Annelies Lannoy (°1984) studied classical philology and earned her PhD from Ghent University (2012) with a dissertation on the ideas of comparative historians of religions Franz Cumont and Alfred Loisy, set against the background of the modernist crisis in the Catholic Church. Since completing her PhD, she has specialized in the epistemological and methodological history of the academic study of religion and in early 20th century French philosophy of religion. In much of her research she has extensively used scientific correspondence as primary documentary evidence, highlighting its value as a unique yet often overlooked window into the historical (ideological, religious, social and political) contexts of knowledge production in the study of religion.
She has conducted research at various universities (currently at the Université de Lausanne), including projects on the development of comparative religion as a scientific discipline in 19th and early 20th century Europe, scientific networks in knowledge production on religion, on comparative historiography of ancient Judaism, Christianity and Greco-Roman religions, and on the philosophy of religion of the excommunicated French priest and later professor at the Collège de France, Alfred Loisy, in relation to that of Henri Bergson and William James.

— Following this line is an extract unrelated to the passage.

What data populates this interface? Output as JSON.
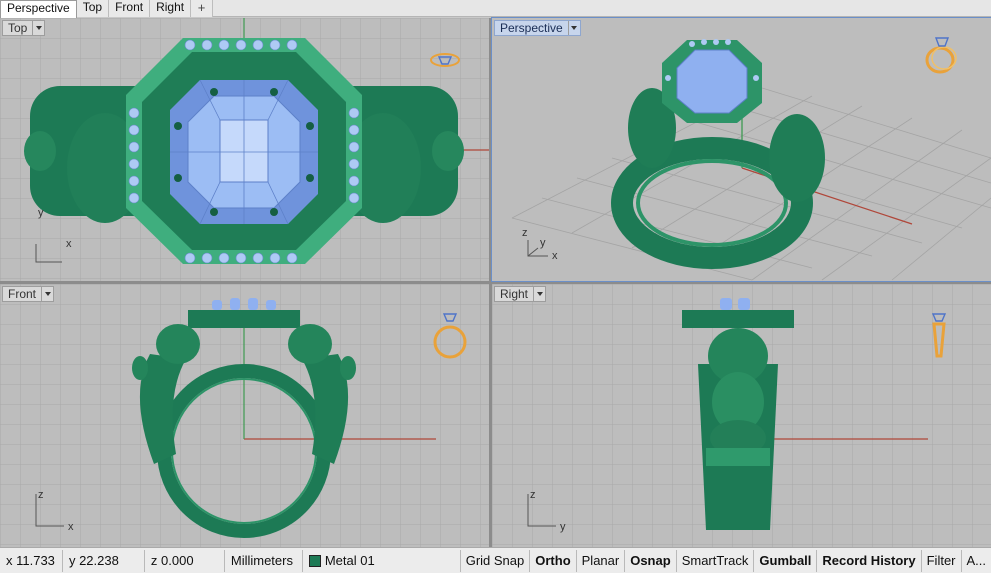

She co-authored and co-edited “Mon cher Mithra.” La Correspondance entre Franz Cumont et Alfred Loisy, 2 vol., Mémoires de l’Académie des Inscriptions et Belles-Lettres (Paris, 2019) with Corinne Bonnet & Danny Praet, and she authored Alfred Loisy and the Making of History of Religions. A Study of the Development of Comparative Religion in the Early 20th Century (De Gruyter, 2020), which received the 2020 Jan Gillis Award of the Royal Flemish Academy of Belgium for Science and the Arts. Other volumes include: The Many Lives of Jesus. Scholarship, Religion, and the Nineteenth Century Imagination, with Cristiana Facchini (2024) and Prophétiser la Religion de l'humanité. La philosophie "post-moderniste" d'Alfred Loisy (1917-1939) (issue of the Revue de théologie et de philosophy, in press 2025) with Frédéric Amsler.